Quel est votre emploi actuel ?
Chercheure au Centre de recherche de Sherbrooke d’Agriculture et Agroalimentaire Canada. Je travaille sur la nutrition et le métabolisme des vaches laitières. L’objectif de mon travail de recherche est de mieux comprendre le métabolisme des vaches laitières afin d’être capable de formuler des rations contenant moins de protéines tout en rencontrant bien les besoins des vaches. En augmentant ainsi l’efficacité de la production, il est possible de diminuer le coût de production en même temps que de diminuer les déjections azotées dans l’environnement, diminuant donc l’empreinte environnementale de la ferme laitière.
Comment, dans votre travail, contribuez-vous au secteur de l’agriculture ou de l’agroalimentaire québécois ?
Les résultats de nos travaux de recherche sont transmis aux différents intervenants du milieu, surtout des nutritionnistes, qui peuvent rapidement mettre en application les nouveautés que l’on propose. Nous partageons aussi nos découvertes avec les productrices et producteurs lors de colloques ou symposium ou dans des articles de vulgarisation. L’application de ces principes au niveau de la ferme laitière permettra de diminuer les coûts de production et l’empreinte environnementale de fermes tout en préservant la production d’un lait de qualité.
Comme professionnel œuvrant en lien avec l’agriculture et l’agroalimentaire, réussissez-vous à voir l’avenir avec un œil optimiste ?
Étant de nature optimiste, j’envisage aussi l’avenir avec optimisme. Il faut cependant être vigilant et ne pas laisser le capitalisme, où tout ce qui compte est le prix à la tablette sans autre considération environnementale ou sociale, être le facteur qui détermine toute action. Je vois, avec optimisme, un rôle important pour l’agronome du futur dans cet avenir. Nous sommes vraiment une profession qui fait le lien entre de nombreux secteurs qui sont naturellement reliés et qui doivent être étudiés en tenant compte de leur intégration.
Votre plus grande réalisation, à ce jour, en tant qu’agronome ?

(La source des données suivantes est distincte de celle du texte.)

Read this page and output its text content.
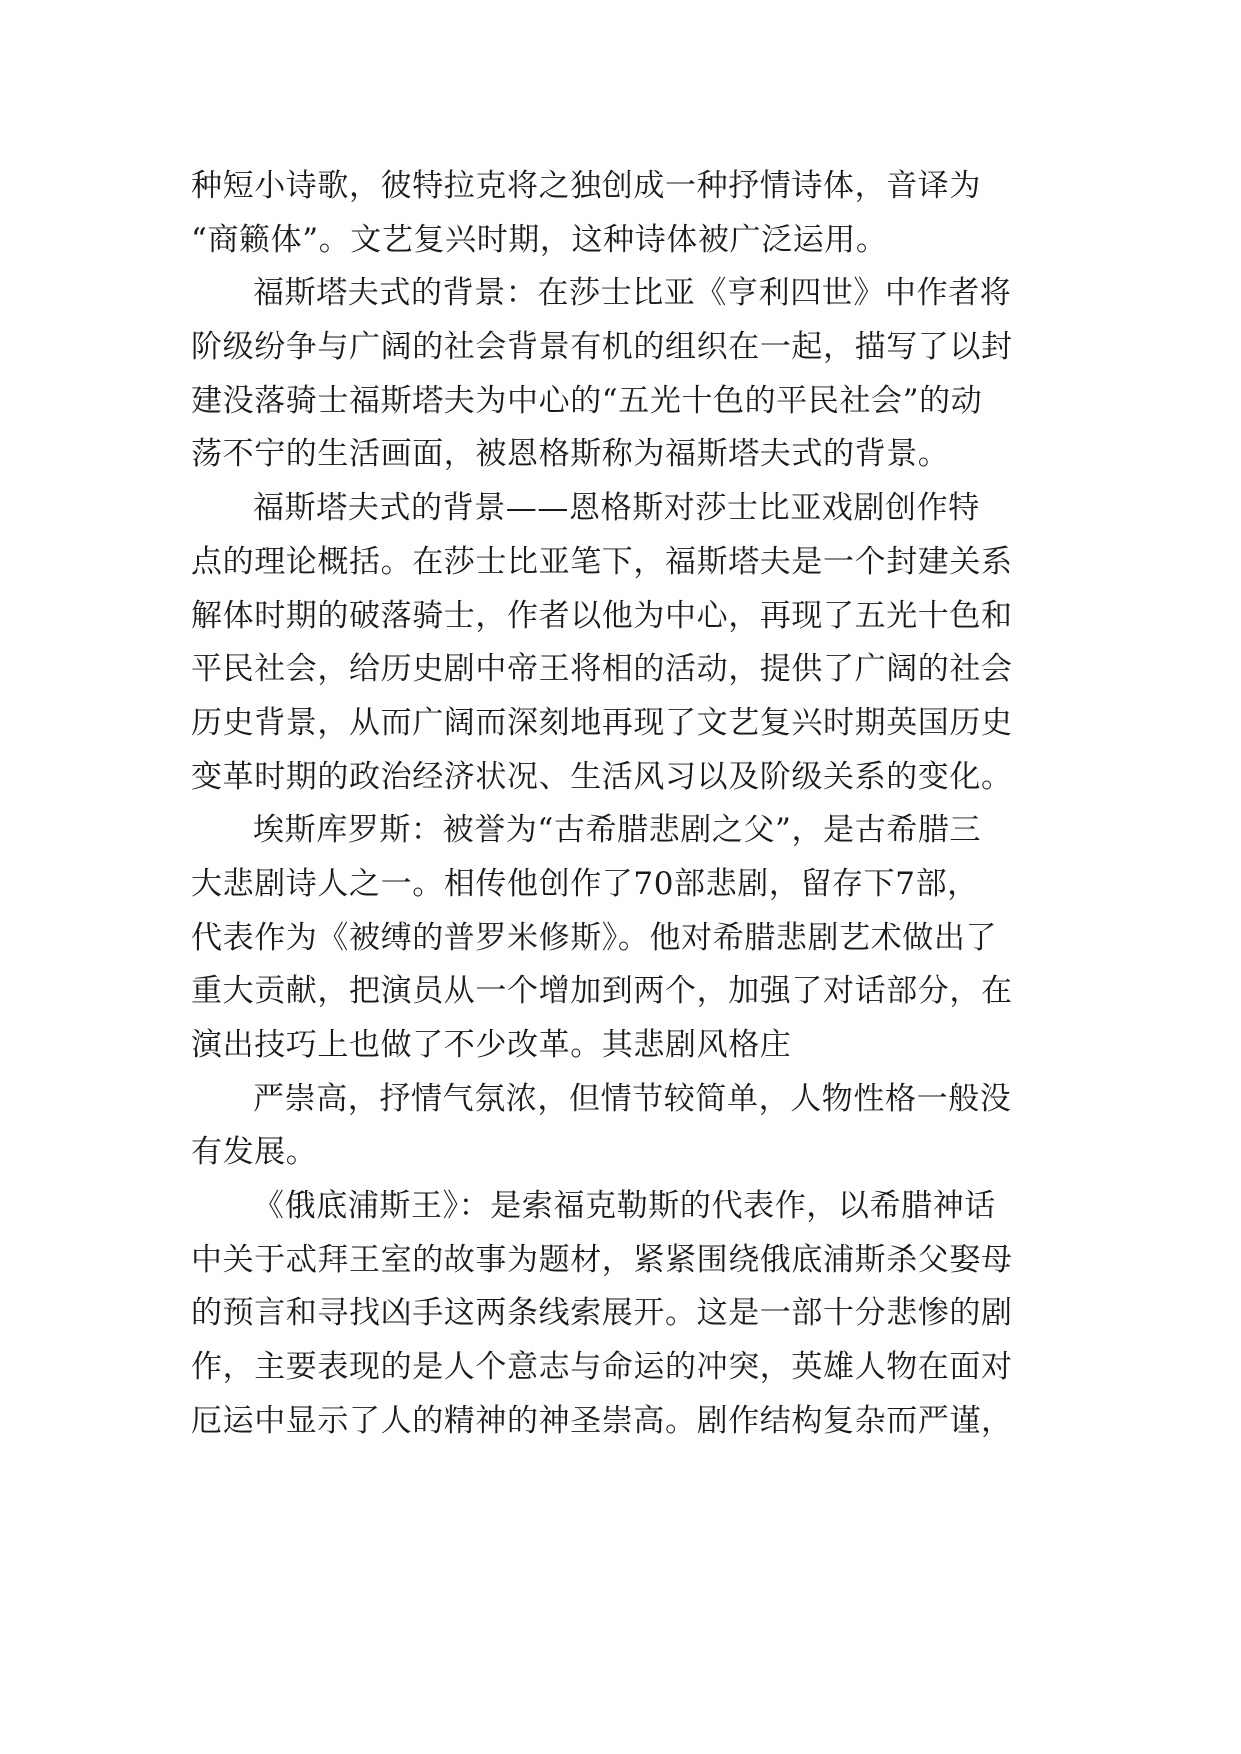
种短小诗歌，彼特拉克将之独创成一种抒情诗体，音译为
“商籁体”。文艺复兴时期，这种诗体被广泛运用。
福斯塔夫式的背景：在莎士比亚《亨利四世》中作者将
阶级纷争与广阔的社会背景有机的组织在一起，描写了以封
建没落骑士福斯塔夫为中心的“五光十色的平民社会”的动
荡不宁的生活画面，被恩格斯称为福斯塔夫式的背景。
福斯塔夫式的背景——恩格斯对莎士比亚戏剧创作特
点的理论概括。在莎士比亚笔下，福斯塔夫是一个封建关系
解体时期的破落骑士，作者以他为中心，再现了五光十色和
平民社会，给历史剧中帝王将相的活动，提供了广阔的社会
历史背景，从而广阔而深刻地再现了文艺复兴时期英国历史
变革时期的政治经济状况、生活风习以及阶级关系的变化。
埃斯库罗斯：被誉为“古希腊悲剧之父”，是古希腊三
大悲剧诗人之一。相传他创作了70部悲剧，留存下7部，
代表作为《被缚的普罗米修斯》。他对希腊悲剧艺术做出了
重大贡献，把演员从一个增加到两个，加强了对话部分，在
演出技巧上也做了不少改革。其悲剧风格庄
严崇高，抒情气氛浓，但情节较简单，人物性格一般没
有发展。
《俄底浦斯王》：是索福克勒斯的代表作，以希腊神话
中关于忒拜王室的故事为题材，紧紧围绕俄底浦斯杀父娶母
的预言和寻找凶手这两条线索展开。这是一部十分悲惨的剧
作，主要表现的是人个意志与命运的冲突，英雄人物在面对
厄运中显示了人的精神的神圣崇高。剧作结构复杂而严谨，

Je me permets d’en nommer deux. D’un point de vue strictement professionnel, le fait que j’aie été invitée à participer à la révision du prochain guide alimentaire de vaches laitières du National Research Council américain (bien qu’américain, ce guide a plutôt une envergure internationale) indique l’impact que l’on peut avoir lorsque l’on fait une recherche originale et bien ciblée. Ma deuxième réalisation d’ordre professionnel me vient de commentaires des étudiants gradués que j’ai supervisés qui m’ont dit que je leur léguais cette démonstration qu’il était possible de mener à la fois une carrière de recherche significative et avoir une vie de famille équilibrée.
Qu’aimeriez-vous réaliser à court / moyen terme dans votre profession ?

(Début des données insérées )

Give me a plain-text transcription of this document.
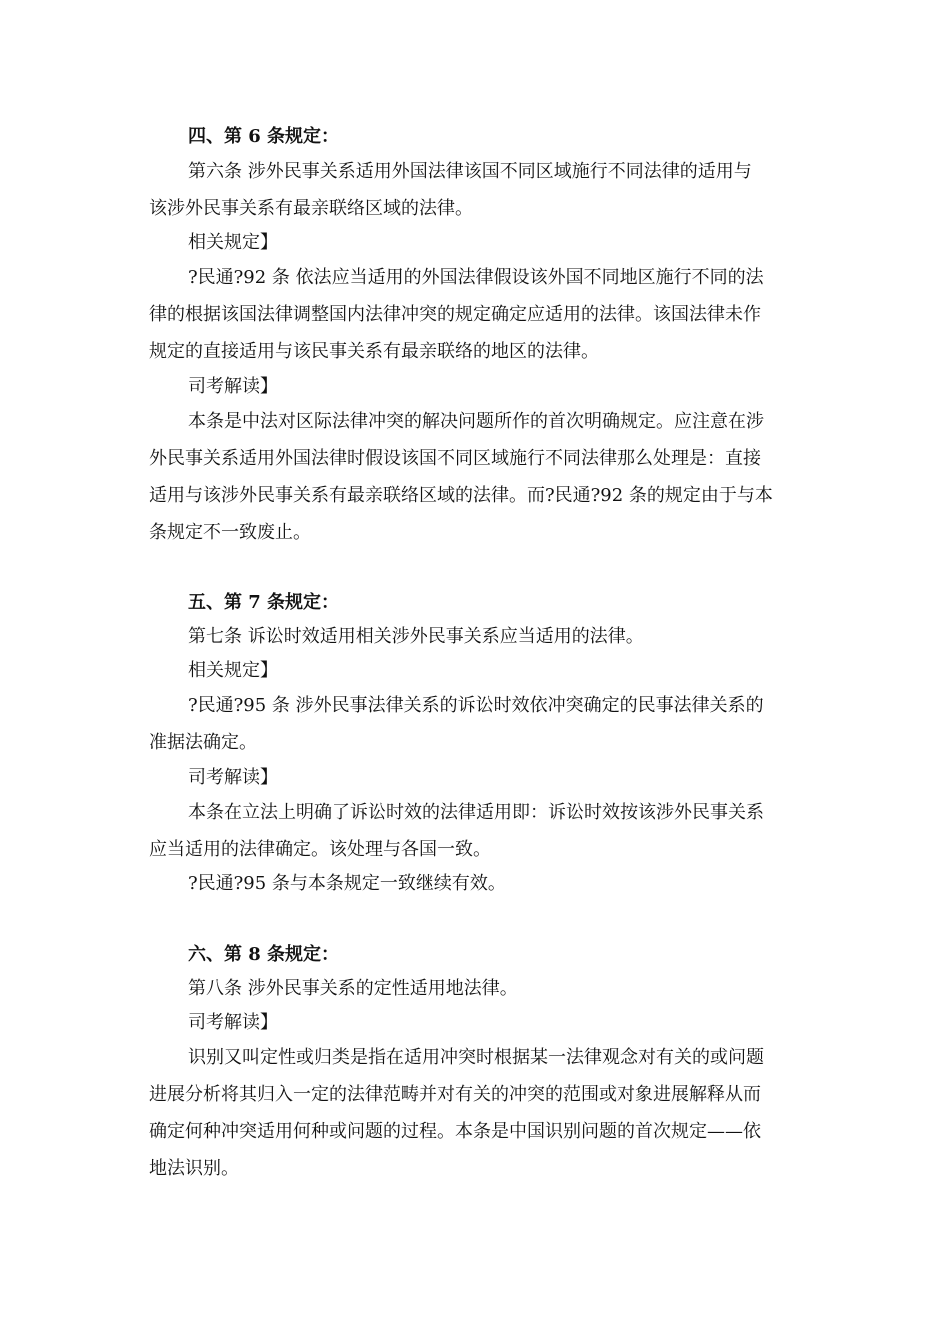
四、第 6 条规定：
第六条 涉外民事关系适用外国法律该国不同区域施行不同法律的适用与
该涉外民事关系有最亲联络区域的法律。
相关规定】
?民通?92 条 依法应当适用的外国法律假设该外国不同地区施行不同的法
律的根据该国法律调整国内法律冲突的规定确定应适用的法律。该国法律未作
规定的直接适用与该民事关系有最亲联络的地区的法律。
司考解读】
本条是中法对区际法律冲突的解决问题所作的首次明确规定。应注意在涉
外民事关系适用外国法律时假设该国不同区域施行不同法律那么处理是：直接
适用与该涉外民事关系有最亲联络区域的法律。而?民通?92 条的规定由于与本
条规定不一致废止。
五、第 7 条规定：
第七条 诉讼时效适用相关涉外民事关系应当适用的法律。
相关规定】
?民通?95 条 涉外民事法律关系的诉讼时效依冲突确定的民事法律关系的
准据法确定。
司考解读】
本条在立法上明确了诉讼时效的法律适用即：诉讼时效按该涉外民事关系
应当适用的法律确定。该处理与各国一致。
?民通?95 条与本条规定一致继续有效。
六、第 8 条规定：
第八条 涉外民事关系的定性适用地法律。
司考解读】
识别又叫定性或归类是指在适用冲突时根据某一法律观念对有关的或问题
进展分析将其归入一定的法律范畴并对有关的冲突的范围或对象进展解释从而
确定何种冲突适用何种或问题的过程。本条是中国识别问题的首次规定——依
地法识别。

Terminer ce guide alimentaire de vaches laitières du National Research Council américain.
EN RAFALE :
- Votre objet personnel auquel vous ne pourriez pas vous passer pour faire votre travail (autre que téléphone et ordinateur) : Une tasse de thé et un carré de chocolat.
- Votre aliment québécois favori : Fromage : un seul mot mais tant de saveurs et de bonheur… et en Estrie on est particulièrement gâtés avec d’excellentes fromageries.
- Une devise qui colle bien avec votre manière de penser : Chaque personne a les qualités de ses défauts et le défaut de ses qualités. Ça nous dit qu’il faut essayer de voir le positif dans chacun des gens et travailler avec leur force. Ça m’aide aussi car souvent je réalise qu’un trait de caractère d’une personne qui m’irrite à un moment précis fait justement sa force dans d’autres situations.
- Votre lieu favori dans votre région : Sans contredit le parc national du Mont Mégantic : on y fait de magnifiques randonnées avec des points de vue exceptionnels, la neige arrive tôt en saison et part tard et il n’y a pas trop de monde. On adore aller y coucher en refuge en famille avec nos trois enfants et leurs conjoints… de purs moments de paix et de bonheur après une saine activité physique… que demander de mieux à la vie!